Tiap sore sehabis pulang sekolah, aku akan melanjutkan aktivitasku pada sore harinya di taman pelajaran Al Quran, biasanya disingkat dengan TPA. Pernah ketika lembaga yang ku ikuti ini mengadakan sebuah perlombaan yang mengasaha skill entepreneurship. Kita diberi waktu dalam satu bulan memasarkan buku Valentino Dinsi yang berjudul “Ajari Anak Bisnis Sejak Dini”. Beliau seorang entrepreneur yang cukup terkenal dengan buku pertamanya “ Jangan Mau Jadi Orang gajian Seumur Hidup” sekaligus beliau juga sebagai founder Let’s Go Indonesia.
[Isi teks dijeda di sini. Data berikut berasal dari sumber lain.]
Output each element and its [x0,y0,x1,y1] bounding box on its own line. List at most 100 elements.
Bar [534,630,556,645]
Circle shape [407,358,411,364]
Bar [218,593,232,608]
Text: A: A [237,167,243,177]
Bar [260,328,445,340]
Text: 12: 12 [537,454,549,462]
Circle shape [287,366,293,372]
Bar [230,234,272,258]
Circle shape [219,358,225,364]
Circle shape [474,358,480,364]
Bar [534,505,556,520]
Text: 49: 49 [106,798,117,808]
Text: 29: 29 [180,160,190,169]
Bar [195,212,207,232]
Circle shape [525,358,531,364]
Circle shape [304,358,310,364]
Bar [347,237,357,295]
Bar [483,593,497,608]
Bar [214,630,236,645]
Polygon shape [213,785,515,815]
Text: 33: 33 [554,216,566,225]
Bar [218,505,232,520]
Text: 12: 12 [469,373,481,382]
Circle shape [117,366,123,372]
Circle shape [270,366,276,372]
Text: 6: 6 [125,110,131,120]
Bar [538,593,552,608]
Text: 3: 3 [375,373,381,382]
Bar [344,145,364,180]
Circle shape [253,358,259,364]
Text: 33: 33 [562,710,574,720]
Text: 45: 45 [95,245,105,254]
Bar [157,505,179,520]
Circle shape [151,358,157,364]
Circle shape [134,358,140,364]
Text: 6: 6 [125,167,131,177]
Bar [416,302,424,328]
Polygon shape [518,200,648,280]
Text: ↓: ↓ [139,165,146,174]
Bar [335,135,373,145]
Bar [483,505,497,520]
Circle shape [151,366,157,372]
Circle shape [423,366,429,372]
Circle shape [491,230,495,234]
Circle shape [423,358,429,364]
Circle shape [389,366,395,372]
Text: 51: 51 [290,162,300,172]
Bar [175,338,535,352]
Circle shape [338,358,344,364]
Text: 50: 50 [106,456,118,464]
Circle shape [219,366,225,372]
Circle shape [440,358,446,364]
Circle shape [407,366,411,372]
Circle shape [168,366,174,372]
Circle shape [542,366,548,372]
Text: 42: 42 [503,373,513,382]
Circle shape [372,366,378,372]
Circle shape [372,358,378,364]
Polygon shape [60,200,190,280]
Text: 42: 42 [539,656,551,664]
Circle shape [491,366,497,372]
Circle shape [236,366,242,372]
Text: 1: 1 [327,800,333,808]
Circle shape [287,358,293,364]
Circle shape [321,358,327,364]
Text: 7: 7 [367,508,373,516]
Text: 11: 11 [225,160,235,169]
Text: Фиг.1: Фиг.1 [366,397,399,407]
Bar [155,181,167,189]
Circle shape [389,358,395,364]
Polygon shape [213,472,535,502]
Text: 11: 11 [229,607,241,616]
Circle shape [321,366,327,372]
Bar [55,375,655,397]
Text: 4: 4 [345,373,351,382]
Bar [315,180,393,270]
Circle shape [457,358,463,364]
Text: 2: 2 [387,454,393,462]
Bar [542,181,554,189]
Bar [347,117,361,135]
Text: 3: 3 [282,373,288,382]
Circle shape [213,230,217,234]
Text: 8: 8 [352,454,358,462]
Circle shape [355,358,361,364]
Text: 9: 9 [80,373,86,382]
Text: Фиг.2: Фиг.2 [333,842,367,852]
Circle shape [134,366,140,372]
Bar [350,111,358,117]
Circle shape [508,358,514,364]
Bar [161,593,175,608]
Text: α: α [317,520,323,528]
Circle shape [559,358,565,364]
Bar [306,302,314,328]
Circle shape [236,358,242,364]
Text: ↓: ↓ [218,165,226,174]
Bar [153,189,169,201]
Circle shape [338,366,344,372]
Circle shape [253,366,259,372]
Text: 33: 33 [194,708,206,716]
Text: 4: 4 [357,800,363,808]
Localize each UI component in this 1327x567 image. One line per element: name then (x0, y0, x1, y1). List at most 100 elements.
Harga per bukunya Rp. 45.000 rupiah dan dari setiap penjualan kita akan mendapatkan komisi sebesar Rp. 5000. Perlombaan ini sangat menarik. Aku merasa tertantang dengan lomba ini. Aku pun didaftarkan oleh ibuku yang juga sebagai guru di sana. Setelah itu, bismillah aku mantapkan niat dan mengatur strategi pemasarannya.
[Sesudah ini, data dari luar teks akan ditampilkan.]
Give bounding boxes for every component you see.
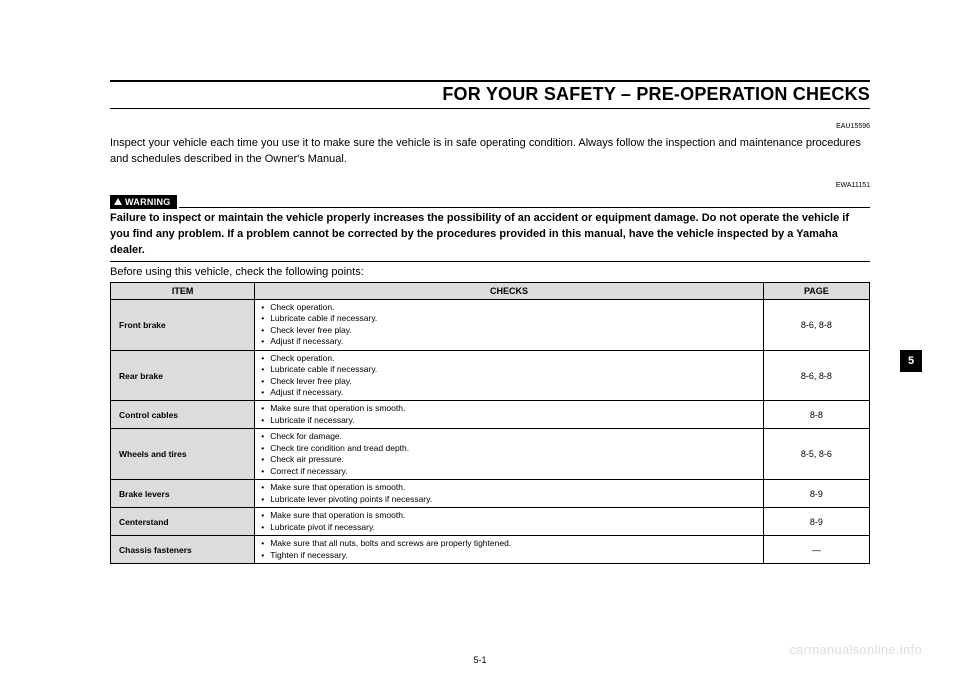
item-cell: Front brake (111, 299, 255, 350)
item-cell: Rear brake (111, 350, 255, 401)
header-row: FOR YOUR SAFETY – PRE-OPERATION CHECKS (110, 84, 870, 109)
checks-cell: Make sure that operation is smooth.Lubri… (255, 480, 764, 508)
post-warning-rule (110, 261, 870, 262)
table-row: Wheels and tiresCheck for damage.Check t… (111, 429, 870, 480)
check-item: Check lever free play. (261, 376, 757, 387)
check-item: Tighten if necessary. (261, 550, 757, 561)
col-header-checks: CHECKS (255, 282, 764, 299)
check-list: Make sure that operation is smooth.Lubri… (261, 482, 757, 505)
intro-paragraph: Inspect your vehicle each time you use i… (110, 136, 870, 168)
warning-label: WARNING (125, 197, 171, 207)
warning-rule (179, 207, 870, 208)
check-item: Check operation. (261, 302, 757, 313)
item-cell: Centerstand (111, 508, 255, 536)
check-item: Check air pressure. (261, 454, 757, 465)
page-ref-cell: 8-6, 8-8 (763, 299, 869, 350)
warning-triangle-icon (114, 198, 122, 205)
check-list: Check operation.Lubricate cable if neces… (261, 302, 757, 348)
checks-cell: Check operation.Lubricate cable if neces… (255, 350, 764, 401)
check-item: Make sure that operation is smooth. (261, 510, 757, 521)
page-ref-cell: — (763, 536, 869, 564)
checks-table: ITEM CHECKS PAGE Front brakeCheck operat… (110, 282, 870, 564)
check-item: Make sure that operation is smooth. (261, 482, 757, 493)
checks-cell: Make sure that operation is smooth.Lubri… (255, 401, 764, 429)
page-ref-cell: 8-9 (763, 508, 869, 536)
page-ref-cell: 8-5, 8-6 (763, 429, 869, 480)
warning-text: Failure to inspect or maintain the vehic… (110, 211, 870, 259)
code-ewa: EWA11151 (110, 182, 870, 189)
page-ref-cell: 8-6, 8-8 (763, 350, 869, 401)
table-row: Front brakeCheck operation.Lubricate cab… (111, 299, 870, 350)
check-item: Lubricate cable if necessary. (261, 364, 757, 375)
top-rule (110, 80, 870, 82)
check-item: Lubricate cable if necessary. (261, 313, 757, 324)
check-item: Check operation. (261, 353, 757, 364)
check-item: Check tire condition and tread depth. (261, 443, 757, 454)
check-item: Make sure that all nuts, bolts and screw… (261, 538, 757, 549)
before-text: Before using this vehicle, check the fol… (110, 266, 870, 278)
checks-cell: Check for damage.Check tire condition an… (255, 429, 764, 480)
page-title: FOR YOUR SAFETY – PRE-OPERATION CHECKS (442, 84, 870, 105)
watermark: carmanualsonline.info (789, 642, 922, 657)
check-item: Check for damage. (261, 431, 757, 442)
item-cell: Brake levers (111, 480, 255, 508)
item-cell: Wheels and tires (111, 429, 255, 480)
item-cell: Chassis fasteners (111, 536, 255, 564)
chapter-tab: 5 (900, 350, 922, 372)
check-item: Lubricate if necessary. (261, 415, 757, 426)
check-list: Check for damage.Check tire condition an… (261, 431, 757, 477)
col-header-page: PAGE (763, 282, 869, 299)
col-header-item: ITEM (111, 282, 255, 299)
warning-header: WARNING (110, 195, 870, 209)
check-item: Adjust if necessary. (261, 336, 757, 347)
check-list: Make sure that operation is smooth.Lubri… (261, 403, 757, 426)
checks-cell: Check operation.Lubricate cable if neces… (255, 299, 764, 350)
page-ref-cell: 8-8 (763, 401, 869, 429)
item-cell: Control cables (111, 401, 255, 429)
table-row: Centerstand Make sure that operation is s… (111, 508, 870, 536)
table-row: Rear brakeCheck operation.Lubricate cabl… (111, 350, 870, 401)
checks-cell: Make sure that all nuts, bolts and screw… (255, 536, 764, 564)
check-item: Check lever free play. (261, 325, 757, 336)
code-eau: EAU15596 (110, 123, 870, 130)
check-item: Adjust if necessary. (261, 387, 757, 398)
check-item: Make sure that operation is smooth. (261, 403, 757, 414)
table-row: Chassis fasteners Make sure that all nuts… (111, 536, 870, 564)
check-list: Check operation.Lubricate cable if neces… (261, 353, 757, 399)
check-item: Correct if necessary. (261, 466, 757, 477)
check-list: Make sure that operation is smooth.Lubri… (261, 510, 757, 533)
check-list: Make sure that all nuts, bolts and screw… (261, 538, 757, 561)
warning-badge: WARNING (110, 195, 177, 209)
table-row: Brake levers Make sure that operation is … (111, 480, 870, 508)
table-header-row: ITEM CHECKS PAGE (111, 282, 870, 299)
page-ref-cell: 8-9 (763, 480, 869, 508)
check-item: Lubricate pivot if necessary. (261, 522, 757, 533)
table-row: Control cables Make sure that operation i… (111, 401, 870, 429)
check-item: Lubricate lever pivoting points if neces… (261, 494, 757, 505)
checks-cell: Make sure that operation is smooth.Lubri… (255, 508, 764, 536)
Sekolah menjadi pasar utamaku. Tiap hari aku bisa membawa sekitar lima buku untuk dipromosikan. Di sekolahku ada lima puluh lebih guru besrta staf TU. Setiap hari aku hampiri mereka satu persatu. Ada yang sedang berjalan aku hampiri dan membujuknya agar membeli buku ini. Ada pula yang sedang di ruang kantornya, aku meminta izin masuk dan mempromosikan buku tersebut. Negosiasi pasti terjadi di sana. Banyak alasan mengapa bapak harus membeli buku ini. Tak jarang ada yang langsung tertarik membeli dan menundanya karena alasan kantong. “Okelah, bapak nggak bisa beli sekarang tapi kalo tanggal (segini) beli ya. Penting lho pak, kita harus membangun entrepreneurship pada anak sejak dini.” Ujarku kita guru belum bisa membelinya sekarang. Tapi ada juga yang tidak tertarik membeli walau aku sudah ‘menghipnotisnya’. Ya sudahlah, apa boleh buat, aku akan mencari pembeli lain.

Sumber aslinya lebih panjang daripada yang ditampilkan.